Microsoft is looking to redefine the PC with Copilot+ AI-powered capabilities by building next-generation visual/screen models that are intelligent, secure, and efficient, aiming for a faster, more intuitive, and human-centric computing future.
Requirements
- Solid experience with deep learning frameworks (e.g., PyTorch, TensorFlow) and model compression techniques.
- Experience with model evaluation metrics and benchmarking across platforms.
- Prior experience training models with custom architectures and tuning architectures to optimize for inference time.
- Proven track record in quantization, performance tuning, and deploying models on edge devices.
- Familiarity with silicon-specific optimization strategies.
- Hands-on experience with Qualcomm QNN, Intel OpenVINO, or similar toolchains.
Responsibilities
- Be part of a team contributing to pre- and post-training efforts for visual models pertaining to screen understanding.
- Explore and implement Transformer-based architectures and suggest architectural improvements for efficiency and scalability.

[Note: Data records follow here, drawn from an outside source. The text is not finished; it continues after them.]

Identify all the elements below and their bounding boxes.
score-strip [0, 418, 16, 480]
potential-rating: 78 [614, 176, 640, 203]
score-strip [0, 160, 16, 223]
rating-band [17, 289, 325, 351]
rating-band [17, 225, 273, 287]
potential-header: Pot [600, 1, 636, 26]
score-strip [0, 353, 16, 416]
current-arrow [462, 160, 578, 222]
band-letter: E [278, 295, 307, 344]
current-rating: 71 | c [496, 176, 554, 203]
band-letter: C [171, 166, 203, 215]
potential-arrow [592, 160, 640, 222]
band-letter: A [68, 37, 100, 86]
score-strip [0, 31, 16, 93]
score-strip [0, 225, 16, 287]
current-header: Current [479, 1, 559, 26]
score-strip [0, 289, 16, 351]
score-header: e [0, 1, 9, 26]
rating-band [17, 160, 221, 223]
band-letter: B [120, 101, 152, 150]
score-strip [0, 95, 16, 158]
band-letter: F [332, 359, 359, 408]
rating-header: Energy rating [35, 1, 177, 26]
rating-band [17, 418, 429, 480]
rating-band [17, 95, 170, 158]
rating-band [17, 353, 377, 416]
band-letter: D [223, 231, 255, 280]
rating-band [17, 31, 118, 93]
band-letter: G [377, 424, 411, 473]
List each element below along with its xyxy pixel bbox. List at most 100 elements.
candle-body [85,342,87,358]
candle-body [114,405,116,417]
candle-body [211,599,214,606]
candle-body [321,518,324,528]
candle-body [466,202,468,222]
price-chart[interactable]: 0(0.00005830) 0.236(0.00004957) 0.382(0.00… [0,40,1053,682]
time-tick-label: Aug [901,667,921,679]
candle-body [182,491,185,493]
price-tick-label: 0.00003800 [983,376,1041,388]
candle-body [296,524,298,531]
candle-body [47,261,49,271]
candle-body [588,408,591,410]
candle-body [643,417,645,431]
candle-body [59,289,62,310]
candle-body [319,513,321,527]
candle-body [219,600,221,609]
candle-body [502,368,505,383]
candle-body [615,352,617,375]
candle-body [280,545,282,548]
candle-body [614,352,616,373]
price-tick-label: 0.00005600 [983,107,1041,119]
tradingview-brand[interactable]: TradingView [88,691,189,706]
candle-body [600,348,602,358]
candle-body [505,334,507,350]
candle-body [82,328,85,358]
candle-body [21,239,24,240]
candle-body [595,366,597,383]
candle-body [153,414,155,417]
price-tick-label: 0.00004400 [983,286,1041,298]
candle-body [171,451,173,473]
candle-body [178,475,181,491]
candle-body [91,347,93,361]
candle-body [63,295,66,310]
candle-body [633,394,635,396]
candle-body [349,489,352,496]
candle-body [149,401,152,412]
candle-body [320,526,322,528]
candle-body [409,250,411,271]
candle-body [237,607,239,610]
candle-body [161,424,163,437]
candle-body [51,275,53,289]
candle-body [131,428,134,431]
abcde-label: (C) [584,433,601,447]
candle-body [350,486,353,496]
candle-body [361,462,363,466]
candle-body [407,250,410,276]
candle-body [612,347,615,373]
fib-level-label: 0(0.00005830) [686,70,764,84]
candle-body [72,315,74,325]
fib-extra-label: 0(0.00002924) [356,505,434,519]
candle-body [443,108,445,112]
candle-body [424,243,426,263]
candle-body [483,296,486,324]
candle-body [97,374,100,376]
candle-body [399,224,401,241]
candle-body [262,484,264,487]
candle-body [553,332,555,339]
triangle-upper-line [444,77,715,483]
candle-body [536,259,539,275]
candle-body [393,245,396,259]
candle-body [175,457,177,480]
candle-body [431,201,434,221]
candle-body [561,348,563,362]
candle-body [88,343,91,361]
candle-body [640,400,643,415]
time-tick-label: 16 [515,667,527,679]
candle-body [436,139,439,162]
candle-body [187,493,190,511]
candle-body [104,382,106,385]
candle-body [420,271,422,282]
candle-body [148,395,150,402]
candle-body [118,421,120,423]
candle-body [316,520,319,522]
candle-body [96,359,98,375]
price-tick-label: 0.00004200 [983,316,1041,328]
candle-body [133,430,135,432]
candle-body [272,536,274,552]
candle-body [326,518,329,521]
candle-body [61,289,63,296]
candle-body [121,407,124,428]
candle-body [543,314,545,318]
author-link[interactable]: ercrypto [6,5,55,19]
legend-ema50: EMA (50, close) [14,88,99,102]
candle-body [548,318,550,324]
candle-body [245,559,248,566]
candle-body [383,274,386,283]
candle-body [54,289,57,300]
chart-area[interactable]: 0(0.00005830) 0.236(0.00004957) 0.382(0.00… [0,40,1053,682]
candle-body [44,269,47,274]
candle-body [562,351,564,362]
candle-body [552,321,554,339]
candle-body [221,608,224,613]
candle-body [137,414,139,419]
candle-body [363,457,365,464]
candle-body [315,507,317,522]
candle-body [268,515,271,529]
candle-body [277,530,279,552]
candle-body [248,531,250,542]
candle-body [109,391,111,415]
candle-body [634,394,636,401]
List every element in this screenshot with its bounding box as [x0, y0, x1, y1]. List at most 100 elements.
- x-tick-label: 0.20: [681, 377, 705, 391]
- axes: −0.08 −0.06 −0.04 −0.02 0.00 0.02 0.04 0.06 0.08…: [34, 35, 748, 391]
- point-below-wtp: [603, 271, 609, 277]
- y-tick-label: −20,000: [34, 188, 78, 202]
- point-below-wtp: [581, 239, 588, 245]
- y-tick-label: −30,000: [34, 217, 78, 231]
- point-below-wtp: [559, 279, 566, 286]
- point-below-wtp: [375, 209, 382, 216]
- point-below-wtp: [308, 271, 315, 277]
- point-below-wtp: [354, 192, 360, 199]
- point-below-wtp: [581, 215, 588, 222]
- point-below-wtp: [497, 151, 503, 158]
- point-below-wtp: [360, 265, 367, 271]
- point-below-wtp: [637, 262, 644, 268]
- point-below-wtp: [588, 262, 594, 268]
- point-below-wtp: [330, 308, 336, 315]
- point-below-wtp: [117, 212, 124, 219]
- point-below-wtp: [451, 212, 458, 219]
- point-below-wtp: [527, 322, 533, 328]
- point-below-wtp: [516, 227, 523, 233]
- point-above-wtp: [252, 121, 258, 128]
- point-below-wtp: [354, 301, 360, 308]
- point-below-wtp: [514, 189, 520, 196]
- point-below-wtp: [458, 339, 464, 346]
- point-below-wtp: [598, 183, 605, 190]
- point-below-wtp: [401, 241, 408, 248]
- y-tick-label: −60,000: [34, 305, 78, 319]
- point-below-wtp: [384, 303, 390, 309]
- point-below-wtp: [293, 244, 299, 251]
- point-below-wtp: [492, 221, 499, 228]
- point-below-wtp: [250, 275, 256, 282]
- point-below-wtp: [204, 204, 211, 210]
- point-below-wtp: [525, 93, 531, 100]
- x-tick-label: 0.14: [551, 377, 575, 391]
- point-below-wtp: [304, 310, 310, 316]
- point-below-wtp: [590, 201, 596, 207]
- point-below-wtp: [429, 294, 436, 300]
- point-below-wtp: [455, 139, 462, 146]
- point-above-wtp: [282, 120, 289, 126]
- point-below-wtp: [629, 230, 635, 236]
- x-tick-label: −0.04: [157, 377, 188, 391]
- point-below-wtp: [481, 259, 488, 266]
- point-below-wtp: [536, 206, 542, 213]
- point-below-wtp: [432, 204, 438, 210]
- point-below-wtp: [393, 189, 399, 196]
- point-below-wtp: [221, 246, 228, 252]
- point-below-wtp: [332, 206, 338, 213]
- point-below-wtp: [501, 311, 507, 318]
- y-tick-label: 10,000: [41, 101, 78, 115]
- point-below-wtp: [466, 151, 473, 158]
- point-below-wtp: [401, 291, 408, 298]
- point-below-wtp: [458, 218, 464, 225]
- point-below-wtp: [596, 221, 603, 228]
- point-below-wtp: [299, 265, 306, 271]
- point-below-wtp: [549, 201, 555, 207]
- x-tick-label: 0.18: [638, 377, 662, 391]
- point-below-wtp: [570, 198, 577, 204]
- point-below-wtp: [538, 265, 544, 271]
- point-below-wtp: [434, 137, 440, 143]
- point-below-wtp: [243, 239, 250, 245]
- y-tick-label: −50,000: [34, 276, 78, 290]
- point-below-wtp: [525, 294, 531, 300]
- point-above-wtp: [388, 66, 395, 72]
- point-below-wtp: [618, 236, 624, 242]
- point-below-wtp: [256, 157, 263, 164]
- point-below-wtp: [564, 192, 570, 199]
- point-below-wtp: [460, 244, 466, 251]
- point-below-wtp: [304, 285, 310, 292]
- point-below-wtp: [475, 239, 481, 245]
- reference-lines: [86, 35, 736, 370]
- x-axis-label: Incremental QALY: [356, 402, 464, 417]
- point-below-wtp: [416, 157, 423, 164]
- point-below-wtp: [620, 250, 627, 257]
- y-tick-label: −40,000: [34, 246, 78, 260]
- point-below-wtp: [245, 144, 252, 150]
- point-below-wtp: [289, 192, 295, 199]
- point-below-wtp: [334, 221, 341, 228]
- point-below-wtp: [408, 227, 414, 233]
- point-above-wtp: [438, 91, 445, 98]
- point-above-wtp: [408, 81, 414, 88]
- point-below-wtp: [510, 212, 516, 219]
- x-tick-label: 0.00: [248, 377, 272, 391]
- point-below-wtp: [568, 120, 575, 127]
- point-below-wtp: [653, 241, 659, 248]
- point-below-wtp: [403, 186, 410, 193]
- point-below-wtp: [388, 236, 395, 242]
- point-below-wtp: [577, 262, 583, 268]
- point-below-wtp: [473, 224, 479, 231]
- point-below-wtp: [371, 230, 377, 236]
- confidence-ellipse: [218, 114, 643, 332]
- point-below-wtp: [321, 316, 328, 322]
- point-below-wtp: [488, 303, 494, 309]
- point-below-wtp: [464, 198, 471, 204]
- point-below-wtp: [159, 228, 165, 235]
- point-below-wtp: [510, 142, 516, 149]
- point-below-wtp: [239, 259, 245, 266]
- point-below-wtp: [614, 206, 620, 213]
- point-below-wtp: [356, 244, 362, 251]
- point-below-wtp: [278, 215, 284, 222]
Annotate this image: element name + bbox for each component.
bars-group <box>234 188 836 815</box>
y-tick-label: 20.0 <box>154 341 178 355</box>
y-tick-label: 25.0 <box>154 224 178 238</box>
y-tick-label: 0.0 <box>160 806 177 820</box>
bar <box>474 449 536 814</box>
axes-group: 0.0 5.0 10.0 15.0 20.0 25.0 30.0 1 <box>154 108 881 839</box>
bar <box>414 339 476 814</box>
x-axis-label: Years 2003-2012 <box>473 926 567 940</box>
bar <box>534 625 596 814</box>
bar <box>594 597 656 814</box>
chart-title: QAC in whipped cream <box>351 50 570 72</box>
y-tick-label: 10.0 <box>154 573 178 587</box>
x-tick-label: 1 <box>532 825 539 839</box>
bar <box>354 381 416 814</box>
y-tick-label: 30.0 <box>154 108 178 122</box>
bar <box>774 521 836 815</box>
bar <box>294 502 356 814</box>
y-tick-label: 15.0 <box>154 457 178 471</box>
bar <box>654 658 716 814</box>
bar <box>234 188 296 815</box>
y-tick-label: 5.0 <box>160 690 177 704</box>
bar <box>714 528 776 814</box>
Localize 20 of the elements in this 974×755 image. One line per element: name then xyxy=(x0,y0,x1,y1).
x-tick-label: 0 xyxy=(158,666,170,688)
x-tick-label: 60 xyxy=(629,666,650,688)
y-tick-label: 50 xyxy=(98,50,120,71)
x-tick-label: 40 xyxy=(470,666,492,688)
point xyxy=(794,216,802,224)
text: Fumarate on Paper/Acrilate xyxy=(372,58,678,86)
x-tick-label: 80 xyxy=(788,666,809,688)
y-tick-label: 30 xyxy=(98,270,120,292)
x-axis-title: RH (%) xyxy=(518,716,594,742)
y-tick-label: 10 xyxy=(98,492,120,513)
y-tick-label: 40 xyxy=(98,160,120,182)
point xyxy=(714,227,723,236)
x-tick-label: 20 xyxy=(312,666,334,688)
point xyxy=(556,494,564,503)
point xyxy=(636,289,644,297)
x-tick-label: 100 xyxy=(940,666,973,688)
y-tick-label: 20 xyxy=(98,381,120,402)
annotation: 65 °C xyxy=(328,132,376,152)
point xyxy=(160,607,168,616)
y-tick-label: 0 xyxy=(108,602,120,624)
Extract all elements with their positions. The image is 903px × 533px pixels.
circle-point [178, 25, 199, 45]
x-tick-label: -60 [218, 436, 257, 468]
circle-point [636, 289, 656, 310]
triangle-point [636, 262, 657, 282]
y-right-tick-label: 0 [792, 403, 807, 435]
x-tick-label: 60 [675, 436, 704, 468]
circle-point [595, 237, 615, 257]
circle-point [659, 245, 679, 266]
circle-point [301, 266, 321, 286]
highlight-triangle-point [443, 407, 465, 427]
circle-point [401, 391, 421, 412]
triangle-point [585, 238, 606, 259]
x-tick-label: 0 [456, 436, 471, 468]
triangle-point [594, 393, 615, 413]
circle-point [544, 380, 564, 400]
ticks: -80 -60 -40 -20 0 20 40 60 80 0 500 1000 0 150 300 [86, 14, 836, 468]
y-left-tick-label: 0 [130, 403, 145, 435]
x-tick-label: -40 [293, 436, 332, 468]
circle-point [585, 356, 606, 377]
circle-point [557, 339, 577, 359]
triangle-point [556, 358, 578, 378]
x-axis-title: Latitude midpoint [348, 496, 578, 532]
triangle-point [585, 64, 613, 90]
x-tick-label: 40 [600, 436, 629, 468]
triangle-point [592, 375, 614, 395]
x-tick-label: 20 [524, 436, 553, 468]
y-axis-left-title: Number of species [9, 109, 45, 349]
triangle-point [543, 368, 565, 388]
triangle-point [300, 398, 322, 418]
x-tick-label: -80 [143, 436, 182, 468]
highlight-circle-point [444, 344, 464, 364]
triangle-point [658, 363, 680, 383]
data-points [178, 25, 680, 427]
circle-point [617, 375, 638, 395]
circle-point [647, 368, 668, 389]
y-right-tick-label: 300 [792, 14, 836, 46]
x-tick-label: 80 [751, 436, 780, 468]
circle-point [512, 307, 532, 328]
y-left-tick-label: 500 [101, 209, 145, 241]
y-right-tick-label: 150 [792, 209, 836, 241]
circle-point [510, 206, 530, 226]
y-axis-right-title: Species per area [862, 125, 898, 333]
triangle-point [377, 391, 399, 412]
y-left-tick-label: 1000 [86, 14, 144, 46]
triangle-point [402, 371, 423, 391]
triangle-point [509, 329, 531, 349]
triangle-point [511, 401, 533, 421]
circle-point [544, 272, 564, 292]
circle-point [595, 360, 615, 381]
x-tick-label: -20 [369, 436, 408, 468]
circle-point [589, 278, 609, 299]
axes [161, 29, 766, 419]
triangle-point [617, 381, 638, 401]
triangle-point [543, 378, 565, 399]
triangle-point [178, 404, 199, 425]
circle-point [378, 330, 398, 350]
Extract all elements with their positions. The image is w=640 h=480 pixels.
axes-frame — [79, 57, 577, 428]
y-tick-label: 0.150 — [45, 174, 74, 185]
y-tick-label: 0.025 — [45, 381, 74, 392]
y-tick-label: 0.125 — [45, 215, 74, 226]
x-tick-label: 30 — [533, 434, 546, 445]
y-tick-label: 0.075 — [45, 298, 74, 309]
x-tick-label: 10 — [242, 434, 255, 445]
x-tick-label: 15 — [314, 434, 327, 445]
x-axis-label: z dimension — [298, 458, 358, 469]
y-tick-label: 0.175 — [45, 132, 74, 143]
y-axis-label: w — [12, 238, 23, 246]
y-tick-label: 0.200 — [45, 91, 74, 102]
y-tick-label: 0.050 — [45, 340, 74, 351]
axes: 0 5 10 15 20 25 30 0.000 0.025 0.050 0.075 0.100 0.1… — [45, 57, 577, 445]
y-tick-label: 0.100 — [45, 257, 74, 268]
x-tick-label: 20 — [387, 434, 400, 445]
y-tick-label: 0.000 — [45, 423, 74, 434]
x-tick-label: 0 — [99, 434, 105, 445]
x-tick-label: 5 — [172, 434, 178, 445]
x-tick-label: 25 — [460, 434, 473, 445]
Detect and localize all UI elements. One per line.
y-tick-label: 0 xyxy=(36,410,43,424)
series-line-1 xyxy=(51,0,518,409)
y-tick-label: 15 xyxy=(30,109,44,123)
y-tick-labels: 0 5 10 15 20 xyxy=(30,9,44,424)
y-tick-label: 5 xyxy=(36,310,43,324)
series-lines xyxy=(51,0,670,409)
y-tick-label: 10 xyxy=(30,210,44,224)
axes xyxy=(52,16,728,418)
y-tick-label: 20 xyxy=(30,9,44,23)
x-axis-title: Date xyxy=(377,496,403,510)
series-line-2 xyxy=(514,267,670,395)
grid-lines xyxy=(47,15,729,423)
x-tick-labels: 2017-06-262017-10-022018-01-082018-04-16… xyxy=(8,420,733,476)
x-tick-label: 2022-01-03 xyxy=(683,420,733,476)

- Use techniques like distillation, adapters, and Low Rank Adapters (LoRAs) to build upon existing models.
- Optimize models for on-device inference using techniques such as quantization and debugging models.
- Conduct performance tuning and model evaluation across diverse silicon platforms (e.g., Neural Processing Units--NPUs, GPUs, custom accelerators).
- Collaborate with cross-functional teams to integrate models into production pipelines and validate performance in real-world scenarios.
- Contribute to internal model libraries and tooling for deployment across multiple hardware toolchains.
Other
- Work with a cross-functional team to bring vision and UI-centric models to life.
- Embody our Culture and Values.
- Microsoft will accept applications for the role until September 14, 2025.